Autre structure, même histoire Centre hospitalier national de Pikine accueille du monde en ce début de semaine. Des malades forment de longues files devant les différents services de spécialité. Devant les grilles des deux grandes portes, des vigiles sont postés. Masqués, ils filtrent les entrées.
D’une voix sévère, ils refoulent certains accompagnants, qui doivent patienter jusqu’à 17 h pour voir leurs malades hospitalisés.Sous un grand hangar, devant l’une des grilles, des femmes, pour la plupart couchées sur des nattes, partagent leurs inquiétudes et mésaventures. La fatigue se lit sur leurs visages.
Anta Diène a quatre heures pour se reposer. Accompagnant sa mère hospitalisée, elle profite de la présence de sa sœur pour faire ses courses et se reposer un peu. Comme beaucoup d’autres, Anta flirte avec la dépression. Cette jeune femme multitâche cumule travail, vie de famille et soutien à un parent malade.
Le stress, un compagnon permanent
« Je ne peux plus continuer dans cette situation presque insoutenable. Je dors à peine deux heures par jour, car je dois m’occuper de mes enfants, aller travailler, et assurer la garde la nuit pour surveiller ma mère hospitalisée. Cela commence à avoir des conséquences sur ma santé mentale », reconnaît-elle.
Malgré son état, elle garde la tête froide pour être au chevet de sa maman.
« C’est un véritable calvaire de valser entre mes différentes responsabilités et l’accompagnement d’une personne malade. Je dors sur cette natte chaque matin, à mon retour de travail, avant de relayer ma sœur pour qu’elle puisse, elle aussi, se reposer un peu », précise-t-elle.

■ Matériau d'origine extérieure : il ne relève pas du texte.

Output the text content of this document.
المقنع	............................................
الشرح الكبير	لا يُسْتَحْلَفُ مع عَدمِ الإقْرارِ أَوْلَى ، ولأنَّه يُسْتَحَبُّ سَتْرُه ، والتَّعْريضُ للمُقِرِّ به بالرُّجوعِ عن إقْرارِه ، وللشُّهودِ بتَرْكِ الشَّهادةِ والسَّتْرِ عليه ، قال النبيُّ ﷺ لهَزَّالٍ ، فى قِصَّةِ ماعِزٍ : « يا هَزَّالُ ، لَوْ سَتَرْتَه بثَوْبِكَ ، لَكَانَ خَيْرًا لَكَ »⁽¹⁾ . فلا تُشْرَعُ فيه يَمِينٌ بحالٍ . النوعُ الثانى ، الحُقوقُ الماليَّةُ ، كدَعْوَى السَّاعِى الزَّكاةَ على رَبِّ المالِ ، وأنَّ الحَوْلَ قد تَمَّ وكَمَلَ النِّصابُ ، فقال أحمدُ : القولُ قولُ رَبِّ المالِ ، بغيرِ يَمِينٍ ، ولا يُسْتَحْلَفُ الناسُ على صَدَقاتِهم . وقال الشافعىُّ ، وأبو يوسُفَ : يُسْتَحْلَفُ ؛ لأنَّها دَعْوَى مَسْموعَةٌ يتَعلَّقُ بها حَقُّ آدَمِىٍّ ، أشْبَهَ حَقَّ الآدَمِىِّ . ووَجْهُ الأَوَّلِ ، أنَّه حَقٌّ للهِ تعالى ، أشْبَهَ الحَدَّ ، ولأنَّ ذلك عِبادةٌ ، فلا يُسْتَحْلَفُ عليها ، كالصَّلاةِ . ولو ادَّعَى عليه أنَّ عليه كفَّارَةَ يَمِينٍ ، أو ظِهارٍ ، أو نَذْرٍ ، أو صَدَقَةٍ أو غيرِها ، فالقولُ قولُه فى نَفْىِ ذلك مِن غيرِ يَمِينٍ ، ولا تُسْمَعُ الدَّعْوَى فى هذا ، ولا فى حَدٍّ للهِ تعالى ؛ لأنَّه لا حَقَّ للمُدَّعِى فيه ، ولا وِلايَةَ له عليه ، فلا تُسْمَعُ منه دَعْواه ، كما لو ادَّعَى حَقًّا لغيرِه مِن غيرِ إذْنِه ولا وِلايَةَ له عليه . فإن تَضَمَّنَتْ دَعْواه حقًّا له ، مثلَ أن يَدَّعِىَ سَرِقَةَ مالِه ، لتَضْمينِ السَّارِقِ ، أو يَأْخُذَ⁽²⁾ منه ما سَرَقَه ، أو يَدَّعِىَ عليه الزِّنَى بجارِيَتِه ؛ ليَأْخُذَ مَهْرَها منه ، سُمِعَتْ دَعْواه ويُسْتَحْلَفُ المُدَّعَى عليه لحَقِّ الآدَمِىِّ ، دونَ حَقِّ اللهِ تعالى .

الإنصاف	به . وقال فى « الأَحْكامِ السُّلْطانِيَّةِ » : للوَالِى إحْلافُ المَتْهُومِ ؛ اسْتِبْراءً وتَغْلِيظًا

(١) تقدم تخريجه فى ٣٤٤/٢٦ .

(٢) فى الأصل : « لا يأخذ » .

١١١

Moustapha Dieng vit une situation similaire. Son père, A. Dieng, sexagénaire, est hospitalisé depuis trois jours après une fracture de la hanche.« Mon père souffrait de problèmes cardiaques, donc je passais déjà beaucoup de temps avec lui à l’hôpital. Cette fracture a simplement empiré la situation », regrette-t-il.
En plus de voir son père souffrir, Moustapha doit se plier en quatre pour assurer les soins.« Je dois me montrer fort devant lui, mais je ne vais pas bien. Je suis stressé par l’idée de ne pas pouvoir acheter les ordonnances qui s’accumulent trop vite. J’ai tout le temps la peur au ventre, surtout quand je vois le médecin s’approcher. J’ai peur de décevoir mon père, qui a tout fait pour moi », confie-t-il.